Studies of past rainfall events often use hydrologic and hydrodynamic modelling (e.g. Bellos et al. 2020; Vanelli et al. 2020; Zhang et al. 2021; Tegos et al. 2022), but they are associated with inherent uncertainties related to model structure and input data (Dimitriadis et al. 2016).Collecting data from different sources such as remote sensing (e.g. Dhara et al. 2020) or from the local population (e.g. Brouwer et al. 2017) might reduce uncertainties in poorly monitored areas. Other approaches to reconstructing past rainfall events that might reduce uncertainties are the use of probabilistic models (e.g. Gaume et al. 2010) and artificial neural networks (e.g. Bomers et al. 2019).

5 Conclusions

This study reconstructed and analysed the extreme rainfall and flood event that occurred in January 2017 in Rolante, southern Brazil, which is a region with poor monitoring of rainfall and river flow. The methods included both hydrologic and hydrodynamic models, in addition to the report of residents. The rainfall-runoff model was calibrated and validated with official data from the Rolante basin. Hydrologic methods were adapted to simulate scenarios of the rainfall event as it was a data scarce area. The main adaptations were to define the spatial and temporal estimation of rainfall as well as to estimate the observed flood extent. Thiessen polygons were adapted using both official and unofficial rain gauges. The temporal distribution of rainfall was analysed with different scenarios based on reports of the local community. The observed flood extent was estimated on the basis of points of the flood extent boundaries in two approaches: using GIS and a hydrological terrain model. Then, the simulated flood extents were compared to the observed flood extents using ROC curve and Kappa index. The adapted methods proved to be useful for understanding past rainfall events in data scarce areas.

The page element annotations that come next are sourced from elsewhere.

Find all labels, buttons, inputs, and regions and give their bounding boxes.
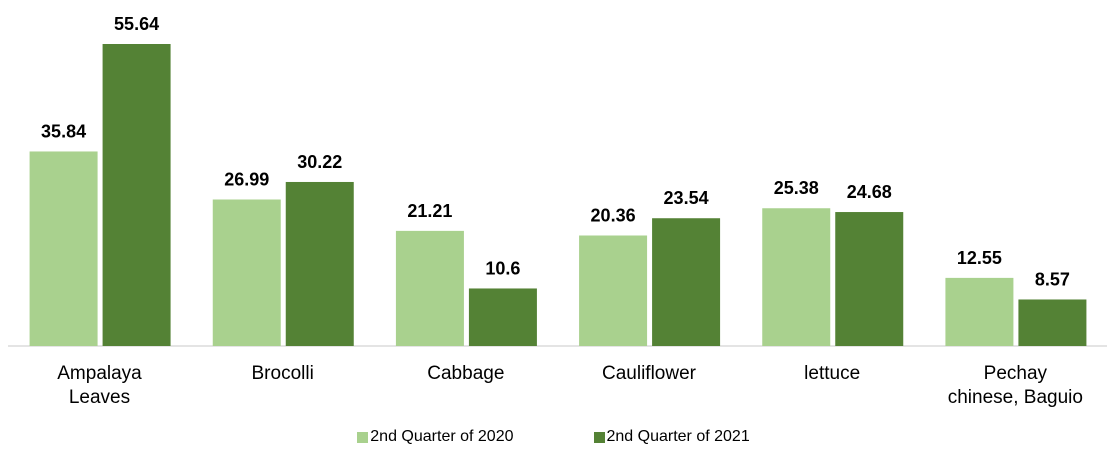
legend-item: 2nd Quarter of 2020: [357, 428, 514, 446]
bar: [285, 181, 354, 346]
bar: [29, 151, 98, 346]
bar: [1018, 299, 1087, 346]
value-label: 26.99: [224, 170, 269, 190]
legend-item: 2nd Quarter of 2021: [593, 428, 750, 446]
legend-swatch: [357, 431, 369, 443]
x-tick-label: lettuce: [804, 363, 861, 384]
value-label: 12.55: [957, 248, 1002, 268]
value-label: 21.21: [407, 201, 452, 221]
value-label: 25.38: [774, 178, 819, 198]
bar: [102, 44, 171, 346]
x-tick-label: Pechay chinese, Baguio: [947, 363, 1083, 408]
bar: [835, 212, 904, 346]
legend: 2nd Quarter of 2020 2nd Quarter of 2021: [0, 428, 1107, 446]
x-tick-label: Brocolli: [251, 363, 314, 384]
legend-swatch: [593, 431, 605, 443]
value-label: 55.64: [114, 14, 159, 34]
bar: [468, 288, 537, 346]
value-label: 24.68: [847, 182, 892, 202]
value-label: 23.54: [664, 188, 709, 208]
value-label: 8.57: [1035, 269, 1070, 289]
value-label: 30.22: [297, 152, 342, 172]
legend-label: 2nd Quarter of 2021: [606, 428, 750, 445]
x-tick-label: Cabbage: [427, 363, 505, 384]
bar: [945, 277, 1014, 346]
value-label: 10.6: [485, 258, 520, 278]
value-label: 20.36: [591, 205, 636, 225]
bar: [652, 218, 721, 346]
bar: [579, 235, 648, 346]
x-tick-label: Ampalaya Leaves: [57, 363, 142, 408]
value-label: 35.84: [41, 121, 86, 141]
bar: [762, 208, 831, 346]
legend-label: 2nd Quarter of 2020: [370, 428, 514, 445]
bar: [212, 199, 281, 346]
x-tick-label: Cauliflower: [602, 363, 696, 384]
bar: [395, 230, 464, 346]
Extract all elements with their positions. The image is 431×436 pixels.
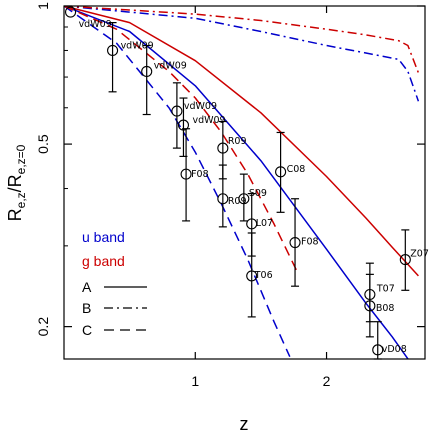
y-tick-label: 0.2 — [35, 317, 51, 337]
data-point: C08 — [275, 131, 306, 213]
point-label: vdW09 — [192, 115, 225, 126]
y-tick-label: 1 — [35, 2, 51, 10]
legend-model-b: B — [82, 300, 91, 316]
point-label: C08 — [287, 164, 306, 175]
point-marker — [275, 166, 287, 178]
point-marker — [246, 270, 258, 282]
plot-frame — [63, 5, 426, 360]
legend-g-band: g band — [82, 253, 125, 269]
point-marker — [289, 237, 301, 249]
data-point: F08 — [289, 198, 319, 287]
curve-c-u — [64, 6, 291, 358]
axis-ticks: 1 2 0.2 0.5 1 — [35, 2, 425, 389]
y-axis-title: Re,z/Re,z=0 — [5, 144, 28, 221]
x-tick-label: 2 — [323, 373, 331, 389]
curve-a-g — [64, 6, 419, 277]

The farmers and the adapted hydrologic methods were essential for understanding and reconstructing the rainfall event. The spatial analysis of the flood extent for different scenarios resulted in contradicting results depending on the metrics analysed. This shows the importance of analysing the simulation results with several indices and coefficients. Although the results of the simulations did not present a single scenario with performance that stands out in relation to the others, it was possible to draw some conclusions of the rainfall event. First, the ordinary hydrological response of the Rolante drainage basin to intense rainfall can cause large-scale, quick, and intense floods, such as the one observed in January 2017. The hypothesis raised by locals that there was a rupture of a landslide dam could still be true, but there is no need of such a phenomenon to explain the magnitude of this flash flood event. Second, the rainfall was very concentrated in the mountain area, where landslides occurred. This may be an indication of changes in the rainfall patterns due to climate change.

The disaster in Rolante demonstrated how multiple hazards involving intense and concentrated rainfall, landslides and flash flooding made it difficult to prevent and mitigate the impacts of the disaster. This study can contribute to other computational reconstruction and analyses of extreme rainfall and flood events, especially in poorly monitored regions with low accessibility. Learning from past rainfall that triggered disasters is fundamental for reducing disaster risks by predicting floods and taking preventive measures.